Para analisar a questão, o Olhar Virtual entrevistou Victor Andrade de Melo, professor do Programa de Pós-Graduação em História Comparada do Instituto de Filosofia e Ciências Sociais (Ifcs). Para ele, “o fenômeno de futebol movimenta emocionalmente um conjunto enorme de pessoas, então é compreensível tornar essa emoção uma festa”, reconhece. Segundo o docente, “é preciso ter cuidado com a ideia de barreiras”, pois “os indivíduos não são violentos por causa, mas sim também pelo esporte. A violência pode ser expressa em outras paixões, e deve ser sempre coibida.”
Olhar Virtual: Quais os motivos para essa grande paixão do brasileiro pelo futebol?
Victor Andrade: O futebol foi o primeiro esporte em que a população teve uma possibilidade maior de participação. Existem algumas hipóteses para explicar a paixão pelo esporte. Uma delas é o fato de a prática ter contato corporal mais frequente. Além disso, podemos jogar futebol em qualquer lugar, sem nenhum tipo de equipamento: duas pedras podem virar um gol, meio-fio torna-se a lateral e qualquer objeto pode ser a bola. As camadas populares passaram a ocupar espaço nos clubes, antes reservados para as elites. O futebol tornou-se um objeto de identificação da cultura mestiça e foi rapidamente apreendido pelos meios de comunicação, principalmente pelas rádios.
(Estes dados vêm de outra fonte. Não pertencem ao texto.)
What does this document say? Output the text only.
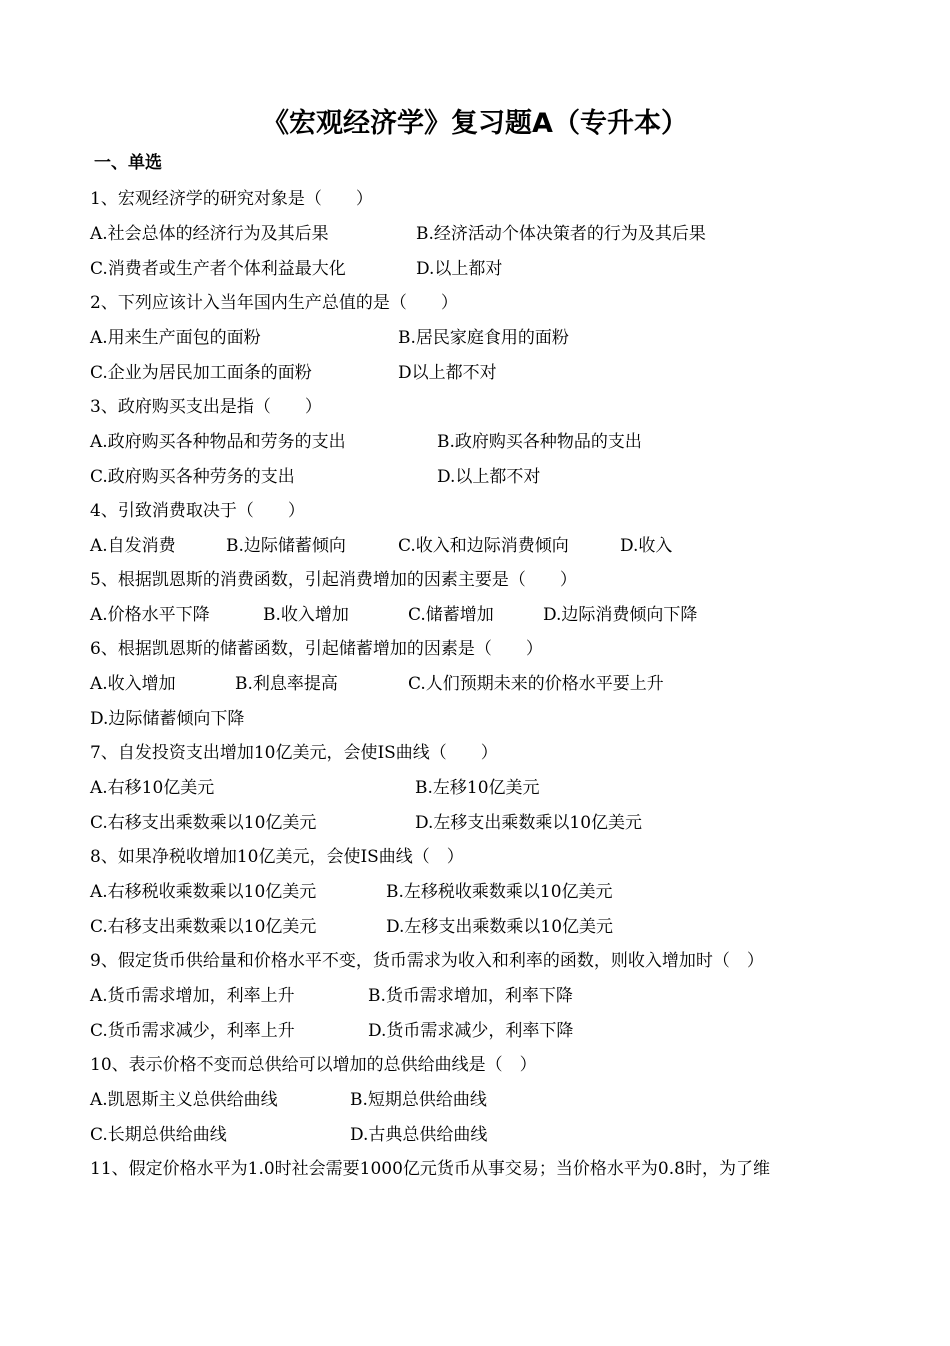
《宏观经济学》复习题A（专升本）
一、单选
1、宏观经济学的研究对象是（　　）
A.社会总体的经济行为及其后果	B.经济活动个体决策者的行为及其后果
C.消费者或生产者个体利益最大化	D.以上都对
2、下列应该计入当年国内生产总值的是（　　）
A.用来生产面包的面粉	B.居民家庭食用的面粉
C.企业为居民加工面条的面粉	D以上都不对
3、政府购买支出是指（　　）
A.政府购买各种物品和劳务的支出	B.政府购买各种物品的支出
C.政府购买各种劳务的支出	D.以上都不对
4、引致消费取决于（　　）
A.自发消费	B.边际储蓄倾向	C.收入和边际消费倾向	D.收入
5、根据凯恩斯的消费函数，引起消费增加的因素主要是（　　）
A.价格水平下降	B.收入增加	C.储蓄增加	D.边际消费倾向下降
6、根据凯恩斯的储蓄函数，引起储蓄增加的因素是（　　）
A.收入增加	B.利息率提高	C.人们预期未来的价格水平要上升
D.边际储蓄倾向下降
7、自发投资支出增加10亿美元，会使IS曲线（　　）
A.右移10亿美元	B.左移10亿美元
C.右移支出乘数乘以10亿美元	D.左移支出乘数乘以10亿美元
8、如果净税收增加10亿美元，会使IS曲线（　）
A.右移税收乘数乘以10亿美元	B.左移税收乘数乘以10亿美元
C.右移支出乘数乘以10亿美元	D.左移支出乘数乘以10亿美元
9、假定货币供给量和价格水平不变，货币需求为收入和利率的函数，则收入增加时（　）
A.货币需求增加，利率上升	B.货币需求增加，利率下降
C.货币需求减少，利率上升	D.货币需求减少，利率下降
10、表示价格不变而总供给可以增加的总供给曲线是（　）
A.凯恩斯主义总供给曲线	B.短期总供给曲线
C.长期总供给曲线	D.古典总供给曲线
11、假定价格水平为1.0时社会需要1000亿元货币从事交易；当价格水平为0.8时，为了维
Olhar Virtual: Por que, em determinadas situações, o futebol desperta, em algumas pessoas, sentimentos como o ódio e a fúria?
Victor Andrade: O esporte está completamente ligado à construção da modernidade do século XIX. Dentro do fenômeno cultural do esporte, está a ideia de controle da violência e ao mesmo tempo um espaço para permissão do descontrole. Os espaços dos esportes mais populares são reconhecidos como locais onde as pessoas expressam seus sentimentos de forma mais explícita: xingando, comemorando. No ideário da modernidade, há um processo de controle da violência, mas o esporte é ambíguo, porque se apresenta como um controle, mas também um campo de fuga, de maior espontaneidade.
Um exemplo do controle são as regras. No futebol antigo, não havia falta e nem cartões. Hoje existem, mas no futebol permanece a ideia de violência e exacerbação. Não devemos aprovar esse tipo de comportamento, mas ele não é surpreendente. Assim como não é surpreendente que um indivíduo com padrões elevados civilizatórios no campo de futebol fique extremamente irritado. No entanto, não podemos quebrar a linha entre controle e descontrole sem violência, pois este é o grande barato do esporte praticado com os pés.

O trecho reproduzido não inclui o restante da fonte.